Wo die Armut wohnt....

frosch 05.06.2006 - 21:12

Bauchschmerzen

löst 06.06.2006 - 19:54
ein Blick in das NPD-Prgramm aus. Die wollen nur Deutsche in der Sozialversicherung haben. In der Nazizeit gibt es die Vorbilder der nicht versicherten Ausländer und Juden. Es ist nicht zu fassen, was da geplant wird. Das Europarecht, das früher einmal wegen seiner geringen sozialen Ausstrahlung blächelt wurde, ist gegen einige moderne Planungen inzwischen ein Bollwerk. Politiker was seid ihr herunter gekommen. Kein Wunder, dass jetzt jeder Anlass ergriffen wird, um einen Einsatz der Bundeswehr im Inneren zu ermöglichen. Mal ist es der Katastrophenschutz wegen der Vogelgrippe und die Bundeswehr könnte ja auf Bakterien schießen, mal ist es die WM und die Bundeswehr könnte Bälle abknallen, ...
Vor allen Dingen habe ich aber einen Verdacht: Die Politiker der großen Parteien wollen nach den verheerenden Wahlschlappen endlich auf das eigene Volk schießen.

...

Makro 01.08.2006 - 04:29
Also ich hab mir jetzt den 'Evaluierungsbericht zum Zuwanderungsgesetz' durchgelesen, und da kommt mir einiges aus diesem Artikel hier doch arg überdramatisiert vor.

Erstens mal wäre die Mehrheit der Ausländer hier nicht von der Gesetzesverschärfung betroffen da sie keine befristete Aufenthaltserlaubis sondern eine unbefristete Niederlassungserlaubnis hat.

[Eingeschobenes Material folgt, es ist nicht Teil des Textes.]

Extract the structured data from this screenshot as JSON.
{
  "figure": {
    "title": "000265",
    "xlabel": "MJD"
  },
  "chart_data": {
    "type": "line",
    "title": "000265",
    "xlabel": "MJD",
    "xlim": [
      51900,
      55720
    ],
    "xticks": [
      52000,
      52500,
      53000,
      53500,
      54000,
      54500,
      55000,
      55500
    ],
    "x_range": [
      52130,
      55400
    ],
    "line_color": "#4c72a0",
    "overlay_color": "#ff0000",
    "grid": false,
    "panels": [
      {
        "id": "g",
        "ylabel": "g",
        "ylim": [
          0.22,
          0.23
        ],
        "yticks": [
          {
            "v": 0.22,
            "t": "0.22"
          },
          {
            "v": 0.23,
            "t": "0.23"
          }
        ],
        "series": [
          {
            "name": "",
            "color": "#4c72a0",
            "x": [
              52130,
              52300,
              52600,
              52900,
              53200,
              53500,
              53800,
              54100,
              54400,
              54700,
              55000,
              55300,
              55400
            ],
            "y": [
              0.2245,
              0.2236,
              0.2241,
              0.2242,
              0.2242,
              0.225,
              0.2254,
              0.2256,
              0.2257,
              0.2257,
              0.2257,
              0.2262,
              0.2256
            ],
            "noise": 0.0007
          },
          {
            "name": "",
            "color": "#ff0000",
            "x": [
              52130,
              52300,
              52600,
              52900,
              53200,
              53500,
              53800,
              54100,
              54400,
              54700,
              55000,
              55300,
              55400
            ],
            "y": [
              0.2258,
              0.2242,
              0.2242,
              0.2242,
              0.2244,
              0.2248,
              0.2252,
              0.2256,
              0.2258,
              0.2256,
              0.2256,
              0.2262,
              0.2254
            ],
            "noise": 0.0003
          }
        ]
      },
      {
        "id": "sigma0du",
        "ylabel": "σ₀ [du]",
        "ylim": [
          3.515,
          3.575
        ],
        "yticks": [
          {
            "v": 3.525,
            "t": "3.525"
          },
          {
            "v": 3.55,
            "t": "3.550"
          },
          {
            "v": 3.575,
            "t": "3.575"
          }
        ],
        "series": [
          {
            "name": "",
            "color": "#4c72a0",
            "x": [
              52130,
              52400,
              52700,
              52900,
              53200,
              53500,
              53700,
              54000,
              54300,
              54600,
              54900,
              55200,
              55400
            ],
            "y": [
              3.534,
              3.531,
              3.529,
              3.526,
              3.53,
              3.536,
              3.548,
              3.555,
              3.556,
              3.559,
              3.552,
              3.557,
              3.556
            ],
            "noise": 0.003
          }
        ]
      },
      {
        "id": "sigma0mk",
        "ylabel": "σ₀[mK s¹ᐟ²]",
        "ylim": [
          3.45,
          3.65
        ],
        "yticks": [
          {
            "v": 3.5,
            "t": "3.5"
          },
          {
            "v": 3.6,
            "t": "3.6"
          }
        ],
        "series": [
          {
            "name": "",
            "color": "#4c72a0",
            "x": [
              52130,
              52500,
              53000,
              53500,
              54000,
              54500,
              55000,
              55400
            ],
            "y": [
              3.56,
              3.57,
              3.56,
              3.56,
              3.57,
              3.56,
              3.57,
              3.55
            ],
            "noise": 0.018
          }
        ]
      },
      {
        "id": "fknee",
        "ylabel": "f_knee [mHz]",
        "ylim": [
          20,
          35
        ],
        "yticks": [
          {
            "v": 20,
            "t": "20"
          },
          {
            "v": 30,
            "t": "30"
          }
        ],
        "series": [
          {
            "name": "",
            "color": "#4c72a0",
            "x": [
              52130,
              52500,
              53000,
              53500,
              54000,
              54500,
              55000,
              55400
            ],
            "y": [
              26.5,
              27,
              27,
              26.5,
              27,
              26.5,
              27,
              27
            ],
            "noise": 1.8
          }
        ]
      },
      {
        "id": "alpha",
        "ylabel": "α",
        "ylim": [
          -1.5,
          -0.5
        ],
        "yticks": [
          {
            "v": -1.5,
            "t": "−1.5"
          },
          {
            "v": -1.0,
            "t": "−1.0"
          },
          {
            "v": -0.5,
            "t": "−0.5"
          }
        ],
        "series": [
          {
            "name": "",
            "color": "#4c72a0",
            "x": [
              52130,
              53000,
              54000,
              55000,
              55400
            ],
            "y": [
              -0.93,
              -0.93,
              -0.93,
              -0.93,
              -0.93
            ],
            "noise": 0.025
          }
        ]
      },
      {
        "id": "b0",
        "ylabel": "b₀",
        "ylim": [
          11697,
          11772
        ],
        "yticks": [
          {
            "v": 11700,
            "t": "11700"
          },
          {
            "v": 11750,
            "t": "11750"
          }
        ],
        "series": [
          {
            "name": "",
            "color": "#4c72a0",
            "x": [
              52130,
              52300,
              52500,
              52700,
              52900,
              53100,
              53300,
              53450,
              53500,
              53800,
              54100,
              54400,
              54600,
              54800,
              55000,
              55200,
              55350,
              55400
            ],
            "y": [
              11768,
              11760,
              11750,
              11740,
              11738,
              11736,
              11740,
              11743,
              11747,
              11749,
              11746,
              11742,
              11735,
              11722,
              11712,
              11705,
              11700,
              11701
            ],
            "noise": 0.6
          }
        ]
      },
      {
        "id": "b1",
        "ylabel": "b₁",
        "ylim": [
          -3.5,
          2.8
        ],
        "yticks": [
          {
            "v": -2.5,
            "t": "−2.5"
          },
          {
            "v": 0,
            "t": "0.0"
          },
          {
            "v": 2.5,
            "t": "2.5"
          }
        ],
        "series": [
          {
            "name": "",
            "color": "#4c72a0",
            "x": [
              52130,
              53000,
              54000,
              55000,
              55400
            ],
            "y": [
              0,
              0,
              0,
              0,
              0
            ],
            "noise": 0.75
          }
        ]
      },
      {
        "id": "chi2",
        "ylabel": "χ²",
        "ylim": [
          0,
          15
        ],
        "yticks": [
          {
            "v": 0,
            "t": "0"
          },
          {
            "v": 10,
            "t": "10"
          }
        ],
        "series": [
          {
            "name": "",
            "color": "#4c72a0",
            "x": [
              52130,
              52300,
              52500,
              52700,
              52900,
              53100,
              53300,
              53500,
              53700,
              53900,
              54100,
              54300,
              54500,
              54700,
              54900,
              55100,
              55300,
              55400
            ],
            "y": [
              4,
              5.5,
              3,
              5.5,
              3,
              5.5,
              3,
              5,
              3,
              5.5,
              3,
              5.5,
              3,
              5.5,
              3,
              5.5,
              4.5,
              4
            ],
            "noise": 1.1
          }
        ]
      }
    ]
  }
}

Da kann man NUR abgeschoben werden wenn man zu langen Haftstrafen verurteilt wird bzw. unter Terrorverdacht steht.

Auch für Ausländer mit einer befristeten Aufenthaltserlaubnis die seit der Jugend und insgesamt über 5 Jahre hier leben gilt das gleiche.

Außerdem galt die ganze Zeit schon dass eine befristete Aufenthaltserlaubnis im Falle des Bezuges von Sozialhilfe unter Umständen nicht mehr verlängert wird, nur geht es jetzt scheinbar darum dass das ALG2, also die 350 EUR die man zum Leben kriegt, ebenfalls darunter fällt. Das war bislang nämlich ein Ausweisungshindernis.

Also bitte net immer gleich so übertreiben.